Tuesday, 27th September, 2022
After yesterday’s whirlwind mental activity on new cameras I’ve settled down and tried to only think about the actual problems I have, not the imaginary ones I might have.
I have a very good, compact camera, with a wide selection of good lenses. Things I “don’t like” are in my control to change. I always want fast and exotic lenses which will be “great for portraits, or great for sports”, but I don’t really take any of those, and if I did, any of my lenses would take lovely photos with the right composition and lighting.

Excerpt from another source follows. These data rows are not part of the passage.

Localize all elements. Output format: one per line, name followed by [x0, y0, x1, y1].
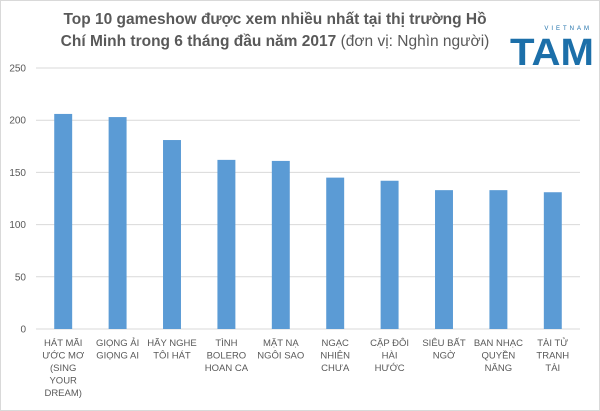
- x-axis-labels: HÁT MÃI ƯỚC MƠ (SING YOUR DREAM) GIỌNG ẢI GIỌN…: [42, 337, 569, 399]
- chart-unit-text: (đơn vị: Nghìn người): [340, 33, 490, 50]
- logo-main-text: TAM: [510, 32, 594, 70]
- y-tick-label: 100: [9, 220, 26, 231]
- bar: [326, 177, 345, 329]
- x-category-label: HÃY NGHE TÔI HÁT: [147, 338, 196, 362]
- logo-top-text: VIETNAM: [544, 26, 592, 32]
- bar: [489, 190, 508, 329]
- y-tick-label: 0: [20, 325, 26, 336]
- chart-title-text: Top 10 gameshow được xem nhiều nhất tại …: [60, 11, 487, 50]
- x-category-label: MẶT NẠ NGÔI SAO: [257, 338, 304, 362]
- x-category-label: TÌNH BOLERO HOAN CA: [205, 338, 249, 374]
- gridlines: [36, 67, 580, 330]
- bar: [271, 160, 290, 329]
- brand-logo: VIETNAM TAM: [510, 26, 594, 70]
- bar: [217, 159, 236, 329]
- chart-title: Top 10 gameshow được xem nhiều nhất tại …: [50, 9, 500, 53]
- x-category-label: GIỌNG ẢI GIỌNG AI: [96, 337, 139, 362]
- bar: [163, 140, 181, 329]
- x-category-label: BAN NHẠC QUYỀN NĂNG: [474, 338, 523, 374]
- x-category-label: CẶP ĐÔI HÀI HƯỚC: [370, 338, 409, 374]
- x-category-label: TÀI TỬ TRANH TÀI: [536, 337, 569, 374]
- y-tick-label: 200: [9, 116, 26, 127]
- bar: [435, 190, 453, 329]
- y-axis-ticks: 0 50 100 150 200 250: [9, 64, 26, 336]
- bar: [380, 180, 399, 329]
- y-tick-label: 150: [9, 168, 26, 179]
- bar: [54, 113, 73, 329]
- x-category-label: NGẠC NHIÊN CHƯA: [320, 338, 350, 374]
- x-category-label: SIÊU BẤT NGỜ: [422, 338, 465, 362]
- bar: [543, 192, 562, 329]
- bar: [108, 117, 127, 330]
- bars: [54, 113, 562, 330]
- y-tick-label: 50: [15, 272, 27, 283]
- x-category-label: HÁT MÃI ƯỚC MƠ (SING YOUR DREAM): [42, 338, 84, 399]
- y-tick-label: 250: [9, 64, 26, 75]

I am thinking of selling the 50mm f/2 as I never really like any of the photos I take with it. This is entirely me, but I think it doesn’t suit what I want to do. I think swapping it for the 35mm f/1.4 might be a better choice - not that I need to get that lens as the 27mm 2.8 is pretty close in length to it. However, selling one lens and buying another is part of the fun. I’m actually thinking about the 14mm f/2.8 just for something really different. There’s the 16 2.8 but that’s too close to the 18, and on the roadmap there’s an 8mm f3.5 coming next year. That might be too wide for me. I also need to remember I have the 60mm macro, which I could use instead of the 50mm for whenever I take portraits, it’s a little slower (aperture and auto focus) but it’s also longer. AND there’s the adapted M mount. There’s no shortage even within the tiny selection I have.

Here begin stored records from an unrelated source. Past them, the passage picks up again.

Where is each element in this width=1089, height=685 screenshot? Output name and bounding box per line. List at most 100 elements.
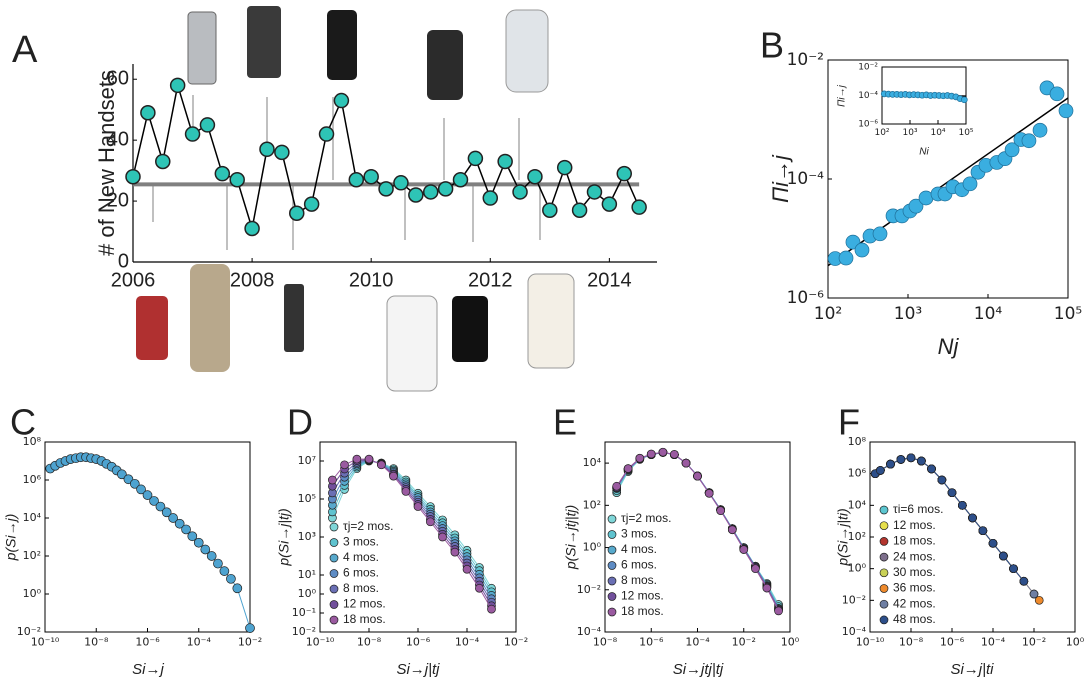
- y-tick-label: 10⁸: [848, 435, 867, 448]
- legend-marker: [879, 521, 889, 531]
- y-axis-label: p(Si→jtj|tj): [563, 505, 579, 570]
- data-point: [274, 144, 290, 161]
- data-point: [978, 526, 988, 536]
- data-point: [168, 513, 178, 523]
- x-tick-label: 10⁻¹⁰: [306, 635, 335, 648]
- x-tick-label: 2006: [111, 269, 156, 291]
- data-point: [169, 77, 186, 94]
- y-tick-label: 10⁰: [583, 541, 602, 554]
- y-axis-label: Πi→j: [837, 84, 848, 106]
- legend-label: 6 mos.: [621, 558, 657, 572]
- data-point: [226, 573, 236, 584]
- y-tick-label: 10⁻²: [292, 625, 316, 638]
- data-point: [289, 205, 305, 222]
- data-point: [117, 469, 127, 480]
- data-point: [184, 126, 201, 142]
- x-tick-label: 10⁻⁶: [406, 635, 431, 648]
- y-tick-label: 10⁸: [23, 435, 42, 448]
- data-point: [586, 184, 603, 200]
- data-point: [556, 159, 573, 176]
- legend-label: τj=2 mos.: [343, 519, 393, 533]
- data-point: [413, 502, 423, 511]
- y-tick-label: 10⁻⁴: [858, 91, 878, 101]
- y-axis-label: # of New Handsets: [94, 70, 119, 256]
- legend-label: 8 mos.: [621, 573, 657, 587]
- y-tick-label: 10⁻²: [17, 625, 41, 638]
- x-tick-label: 10⁻⁸: [84, 635, 109, 648]
- y-tick-label: 10⁶: [23, 473, 42, 486]
- data-point: [908, 198, 924, 214]
- data-point: [377, 460, 386, 470]
- data-point: [340, 460, 349, 470]
- y-tick-label: 10¹: [298, 568, 316, 581]
- y-tick-label: 10⁰: [848, 562, 867, 575]
- legend-marker: [879, 615, 889, 625]
- data-point: [1049, 86, 1065, 102]
- legend-marker: [329, 553, 339, 563]
- x-tick-label: 10⁰: [781, 635, 800, 648]
- panel: 2006 2008 2010 2012 2014 0 20 40 60 A # of New Han…: [12, 29, 657, 291]
- data-point: [960, 96, 968, 104]
- y-tick-label: 10²: [23, 549, 41, 562]
- legend-label: 6 mos.: [343, 566, 379, 580]
- y-tick-label: 10²: [848, 530, 866, 543]
- y-tick-label: 0: [118, 250, 129, 272]
- data-point: [927, 464, 936, 474]
- x-axis-label: Ni: [919, 147, 929, 158]
- legend-marker: [329, 584, 339, 594]
- series-line: [874, 457, 1025, 582]
- data-point: [318, 126, 335, 142]
- y-tick-label: 10⁻⁴: [787, 169, 825, 189]
- data-point: [462, 564, 472, 574]
- x-tick-label: 10²: [874, 128, 889, 138]
- data-point: [1034, 595, 1044, 605]
- panel: 10⁻¹⁰ 10⁻⁸ 10⁻⁶ 10⁻⁴ 10⁻² 10⁰ 10⁸ 10⁶ 10⁴ 10² 10⁰ 1…: [835, 402, 1085, 678]
- data-point: [1009, 564, 1018, 574]
- data-point: [1032, 122, 1048, 138]
- data-point: [199, 117, 216, 133]
- data-point: [181, 524, 191, 535]
- legend-marker: [607, 592, 617, 601]
- data-point: [129, 478, 140, 489]
- y-tick-label: 10⁰: [23, 587, 42, 600]
- data-point: [450, 547, 460, 557]
- data-point: [206, 551, 217, 561]
- data-point: [1058, 103, 1074, 119]
- x-tick-label: 2014: [587, 269, 632, 291]
- legend-label: 4 mos.: [621, 542, 657, 556]
- y-tick-label: 10⁶: [848, 467, 867, 480]
- phone-icon: [386, 295, 438, 392]
- legend-marker: [329, 538, 339, 547]
- y-tick-label: 10⁻⁴: [842, 625, 867, 638]
- y-tick-label: 10⁻¹: [292, 606, 316, 619]
- data-point: [136, 484, 146, 495]
- data-point: [1004, 142, 1020, 158]
- x-tick-label: 10⁻⁴: [981, 635, 1006, 648]
- data-point: [193, 537, 204, 548]
- data-point: [762, 583, 772, 593]
- data-point: [635, 453, 645, 463]
- phone-icon: [427, 30, 463, 100]
- phone-icon: [527, 273, 575, 369]
- x-axis-label: Si→j|tj: [396, 661, 440, 678]
- phone-icon: [190, 264, 230, 372]
- data-point: [727, 525, 737, 535]
- data-point: [658, 447, 668, 457]
- legend-marker: [329, 569, 339, 578]
- data-point: [303, 196, 320, 212]
- data-point: [219, 566, 230, 576]
- data-point: [774, 606, 783, 616]
- x-tick-label: 10⁻²: [238, 635, 262, 648]
- legend-label: 42 mos.: [893, 596, 936, 610]
- data-point: [601, 196, 618, 212]
- series-line: [132, 85, 640, 229]
- data-point: [174, 518, 185, 529]
- data-point: [716, 506, 725, 515]
- data-point: [527, 168, 543, 185]
- data-point: [213, 558, 223, 569]
- data-point: [475, 583, 484, 593]
- x-tick-label: 2010: [349, 269, 394, 291]
- y-tick-label: 10⁻²: [842, 593, 866, 606]
- x-tick-label: 2012: [468, 269, 513, 291]
- y-tick-label: 10⁻²: [577, 583, 601, 596]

The Ricoh GR is still an interest, mostly for the size. It’s quite an expensive toy though, and maybe I’d be better off spending £900 on a new phone which will always be with me and most likely good enough. Not that I want to spend £900 on a new phone.

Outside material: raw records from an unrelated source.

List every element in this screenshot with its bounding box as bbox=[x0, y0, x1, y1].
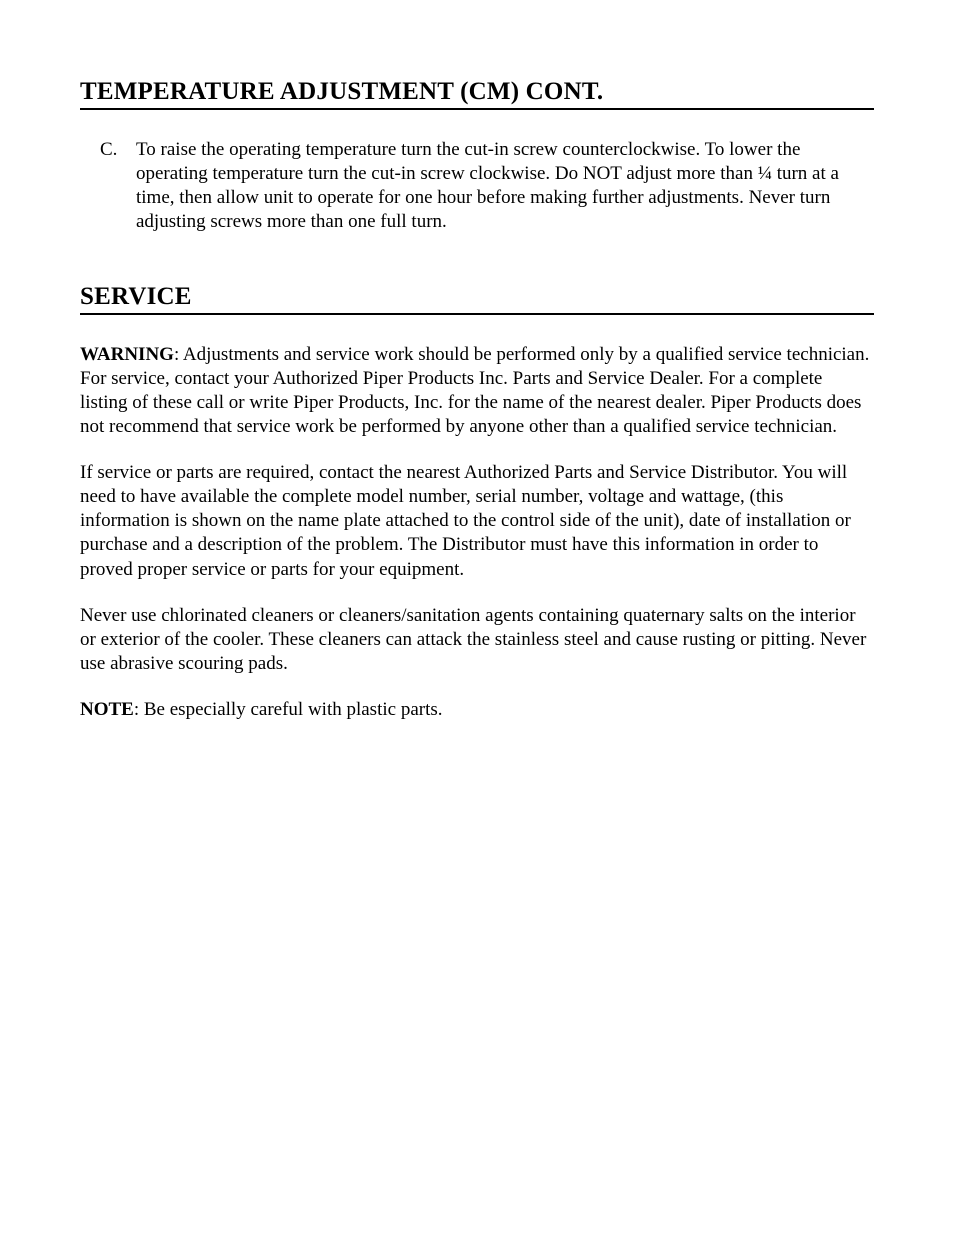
warning-paragraph: WARNING: Adjustments and service work sh… bbox=[80, 343, 874, 440]
service-paragraph-3: Never use chlorinated cleaners or cleane… bbox=[80, 604, 874, 676]
list-marker: C. bbox=[100, 138, 136, 235]
note-paragraph: NOTE: Be especially careful with plastic… bbox=[80, 698, 874, 722]
list-item-c: C. To raise the operating temperature tu… bbox=[80, 138, 874, 235]
warning-label: WARNING bbox=[80, 344, 174, 365]
document-page: TEMPERATURE ADJUSTMENT (CM) CONT. C. To … bbox=[0, 0, 954, 1235]
list-item-text: To raise the operating temperature turn … bbox=[136, 138, 874, 235]
section-heading-service: SERVICE bbox=[80, 283, 874, 315]
note-label: NOTE bbox=[80, 699, 134, 720]
warning-text: : Adjustments and service work should be… bbox=[80, 344, 869, 437]
note-text: : Be especially careful with plastic par… bbox=[134, 699, 443, 720]
service-paragraph-2: If service or parts are required, contac… bbox=[80, 461, 874, 582]
section-heading-temperature: TEMPERATURE ADJUSTMENT (CM) CONT. bbox=[80, 78, 874, 110]
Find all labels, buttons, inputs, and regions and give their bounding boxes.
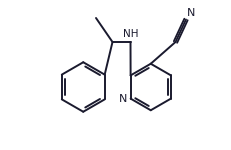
Text: N: N xyxy=(119,94,127,104)
Text: N: N xyxy=(187,8,195,18)
Text: NH: NH xyxy=(123,29,138,39)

M10 🙄 Oh now I’ve just gone and reminded myself of all the things and thinking about it again 😅
Developing the film was both stressful and fun. I need to scan the images. Sometimes I wish I’d kept that Plustek 35mm scanner with Silverfast. Yes it was slow, yes the software is weird and confusing, but it was a whole package that did the job. Now I feel like I need 100 things to do digital camera scanning: tripod, light source, mask arrangement, holder/feeder, camera, macro lens, remote trigger, conversion software…😮💨 I have most of that now as I’ve bought it all - still debating on software - but the setup feels like a chore, vs. Just get the scanner out, plug it in and start going. It was super slow scanning the slide film of my grandad but I could do it whilst just on the computer. Maybe once I do it a couple of times I’ll be slick at it and it’ll take no time at all.
So now that development has been successful…what am I doing? Just shooting B&W film every weekend?